Hershey stayed at the Washington University School of Medicine until 1950. He then accepted a position from the Carnegie Institution of Washington's Department of Genetics at Cold Spring Harbor. Here he and Martha Chase did the Hershey-Chase blender experiment. For this, and his body of work on bacteriophage, Hershey shared the 1969 Nobel Prize for Physiology and Medicine with Max Delbrück and Salvador Luria.

-In 1962, Hershey became the Director of the Genetics Research Unit at Cold Spring Harbor Laboratory. His lab continued to work on bacteriophage, focusing on phage recombination and genetics. In 1974, Hershey retired, though he was still a regular visitor to Cold Spring Harbor Laboratory. In 1979, a building on the grounds was dedicated to him.

Hershey was known to be an excellent writer and editor. His papers were clear and concise and he helped other scientists learn the craft of scientific writing. He enjoyed gardening and woodworking, as well as classical music. In the early 80s, he became interested in computers and used them to catalog his classical music collection. He was busy, active, and still learning even in retirement.

James Watson and Francis crick

-In 1951, James Watson visited Cambridge University and happened to meet Francis Crick. Despite an age difference of 12 years, the pair immediately hit it off and Watson remained at the university to study the structure of DNA at Cavendish Laboratory.
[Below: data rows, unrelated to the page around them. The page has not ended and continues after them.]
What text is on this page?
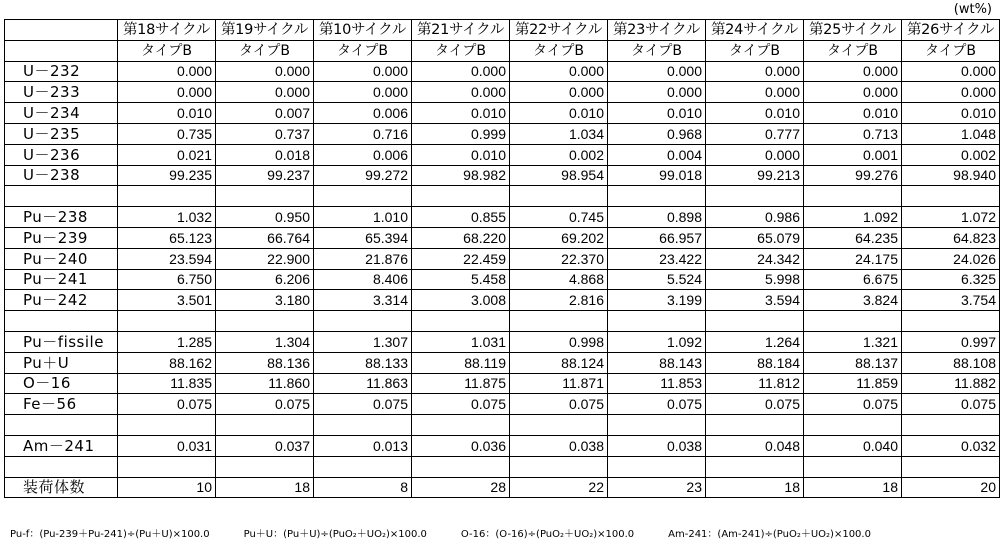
(wt%)
	第18サイクル	第19サイクル	第10サイクル	第21サイクル	第22サイクル	第23サイクル	第24サイクル	第25サイクル	第26サイクル
	タイプB	タイプB	タイプB	タイプB	タイプB	タイプB	タイプB	タイプB	タイプB
U－232	0.000	0.000	0.000	0.000	0.000	0.000	0.000	0.000	0.000
U－233	0.000	0.000	0.000	0.000	0.000	0.000	0.000	0.000	0.000
U－234	0.010	0.007	0.006	0.010	0.010	0.010	0.010	0.010	0.010
U－235	0.735	0.737	0.716	0.999	1.034	0.968	0.777	0.713	1.048
U－236	0.021	0.018	0.006	0.010	0.002	0.004	0.000	0.001	0.002
U－238	99.235	99.237	99.272	98.982	98.954	99.018	99.213	99.276	98.940

Pu－238	1.032	0.950	1.010	0.855	0.745	0.898	0.986	1.092	1.072
Pu－239	65.123	66.764	65.394	68.220	69.202	66.957	65.079	64.235	64.823
Pu－240	23.594	22.900	21.876	22.459	22.370	23.422	24.342	24.175	24.026
Pu－241	6.750	6.206	8.406	5.458	4.868	5.524	5.998	6.675	6.325
Pu－242	3.501	3.180	3.314	3.008	2.816	3.199	3.594	3.824	3.754

Pu－fissile	1.285	1.304	1.307	1.031	0.998	1.092	1.264	1.321	0.997
Pu＋U	88.162	88.136	88.133	88.119	88.124	88.143	88.184	88.137	88.108
O－16	11.835	11.860	11.863	11.875	11.871	11.853	11.812	11.859	11.882
Fe－56	0.075	0.075	0.075	0.075	0.075	0.075	0.075	0.075	0.075

Am－241	0.031	0.037	0.013	0.036	0.038	0.038	0.048	0.040	0.032

装荷体数	10	18	8	28	22	23	18	18	20
Pu-f：(Pu-239＋Pu-241)÷(Pu＋U)×100.0	Pu＋U：(Pu＋U)÷(PuO₂＋UO₂)×100.0	O-16：(O-16)÷(PuO₂＋UO₂)×100.0	Am-241：(Am-241)÷(PuO₂＋UO₂)×100.0
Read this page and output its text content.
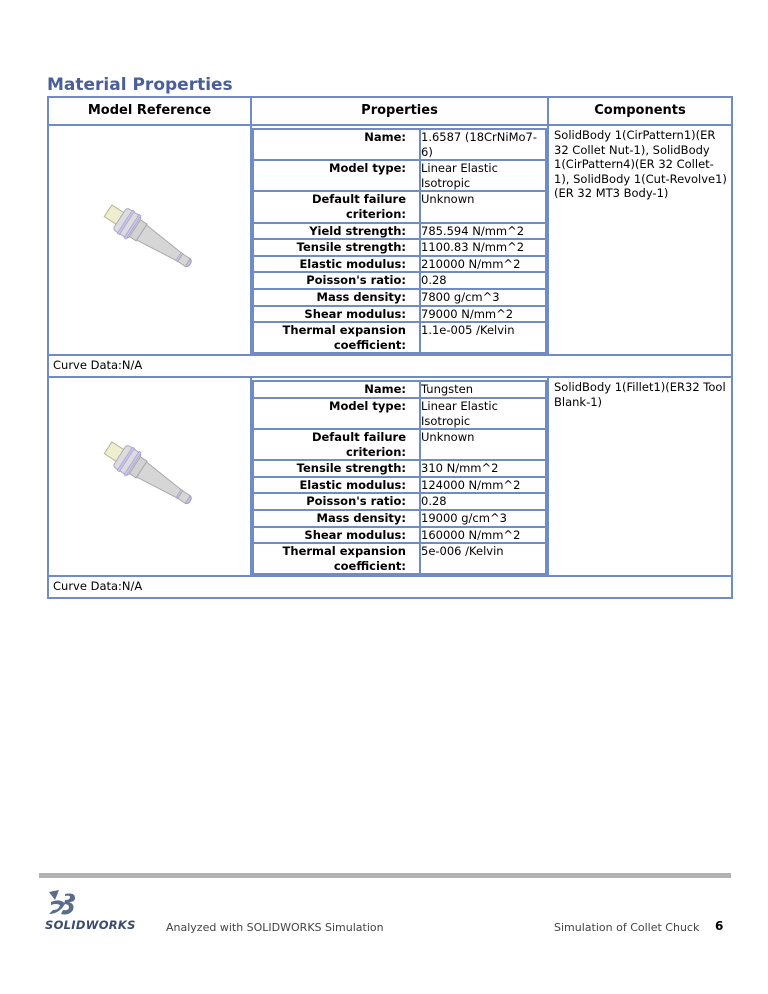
Material Properties
Model Reference	Properties	Components

Name:	1.6587 (18CrNiMo7-6)
Model type:	Linear Elastic Isotropic
Default failure criterion:	Unknown
Yield strength:	785.594 N/mm^2
Tensile strength:	1100.83 N/mm^2
Elastic modulus:	210000 N/mm^2
Poisson's ratio:	0.28
Mass density:	7800 g/cm^3
Shear modulus:	79000 N/mm^2
Thermal expansion coefficient:	1.1e-005 /Kelvin
	SolidBody 1(CirPattern1)(ER 32 Collet Nut-1), SolidBody 1(CirPattern4)(ER 32 Collet-1), SolidBody 1(Cut-Revolve1)(ER 32 MT3 Body-1)
Curve Data:N/A

Name:	Tungsten
Model type:	Linear Elastic Isotropic
Default failure criterion:	Unknown
Tensile strength:	310 N/mm^2
Elastic modulus:	124000 N/mm^2
Poisson's ratio:	0.28
Mass density:	19000 g/cm^3
Shear modulus:	160000 N/mm^2
Thermal expansion coefficient:	5e-006 /Kelvin
	SolidBody 1(Fillet1)(ER32 Tool Blank-1)
Curve Data:N/A
SOLIDWORKS	Analyzed with SOLIDWORKS Simulation	Simulation of Collet Chuck 6
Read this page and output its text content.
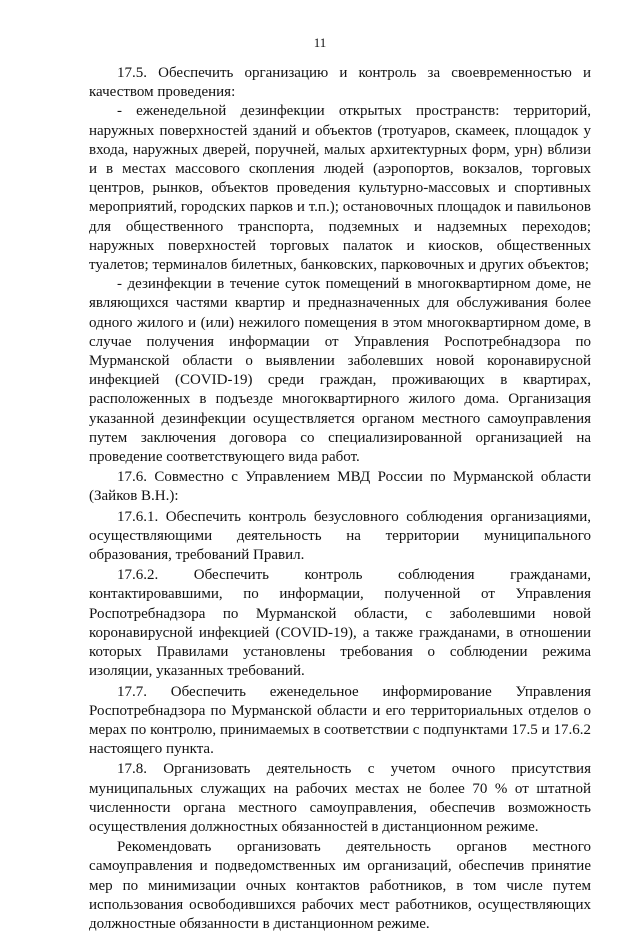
11

17.5. Обеспечить организацию и контроль за своевременностью и качеством проведения:

- еженедельной дезинфекции открытых пространств: территорий, наружных поверхностей зданий и объектов (тротуаров, скамеек, площадок у входа, наружных дверей, поручней, малых архитектурных форм, урн) вблизи и в местах массового скопления людей (аэропортов, вокзалов, торговых центров, рынков, объектов проведения культурно-массовых и спортивных мероприятий, городских парков и т.п.); остановочных площадок и павильонов для общественного транспорта, подземных и надземных переходов; наружных поверхностей торговых палаток и киосков, общественных туалетов; терминалов билетных, банковских, парковочных и других объектов;

- дезинфекции в течение суток помещений в многоквартирном доме, не являющихся частями квартир и предназначенных для обслуживания более одного жилого и (или) нежилого помещения в этом многоквартирном доме, в случае получения информации от Управления Роспотребнадзора по Мурманской области о выявлении заболевших новой коронавирусной инфекцией (COVID-19) среди граждан, проживающих в квартирах, расположенных в подъезде многоквартирного жилого дома. Организация указанной дезинфекции осуществляется органом местного самоуправления путем заключения договора со специализированной организацией на проведение соответствующего вида работ.

17.6. Совместно с Управлением МВД России по Мурманской области (Зайков В.Н.):

17.6.1. Обеспечить контроль безусловного соблюдения организациями, осуществляющими деятельность на территории муниципального образования, требований Правил.

17.6.2. Обеспечить контроль соблюдения гражданами, контактировавшими, по информации, полученной от Управления Роспотребнадзора по Мурманской области, с заболевшими новой коронавирусной инфекцией (COVID-19), а также гражданами, в отношении которых Правилами установлены требования о соблюдении режима изоляции, указанных требований.

17.7. Обеспечить еженедельное информирование Управления Роспотребнадзора по Мурманской области и его территориальных отделов о мерах по контролю, принимаемых в соответствии с подпунктами 17.5 и 17.6.2 настоящего пункта.

17.8. Организовать деятельность с учетом очного присутствия муниципальных служащих на рабочих местах не более 70 % от штатной численности органа местного самоуправления, обеспечив возможность осуществления должностных обязанностей в дистанционном режиме.

Рекомендовать организовать деятельность органов местного самоуправления и подведомственных им организаций, обеспечив принятие мер по минимизации очных контактов работников, в том числе путем использования освободившихся рабочих мест работников, осуществляющих должностные обязанности в дистанционном режиме.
-Using available X-ray data and model building, they were able to solve the puzzle that had baffled scientists for decades. They published the now-famous paper in Nature in April, 1953 and in 1962 they were awarded the Nobel Prize for Physiology or Medicine along with Maurice Wilkins.

-Despite the fact that her photographs had been critical to Watson and Crick's solution, Rosalind Franklin was not honoured, as only three scientists could share the prize. She died in 1958, after a short battle with cancer.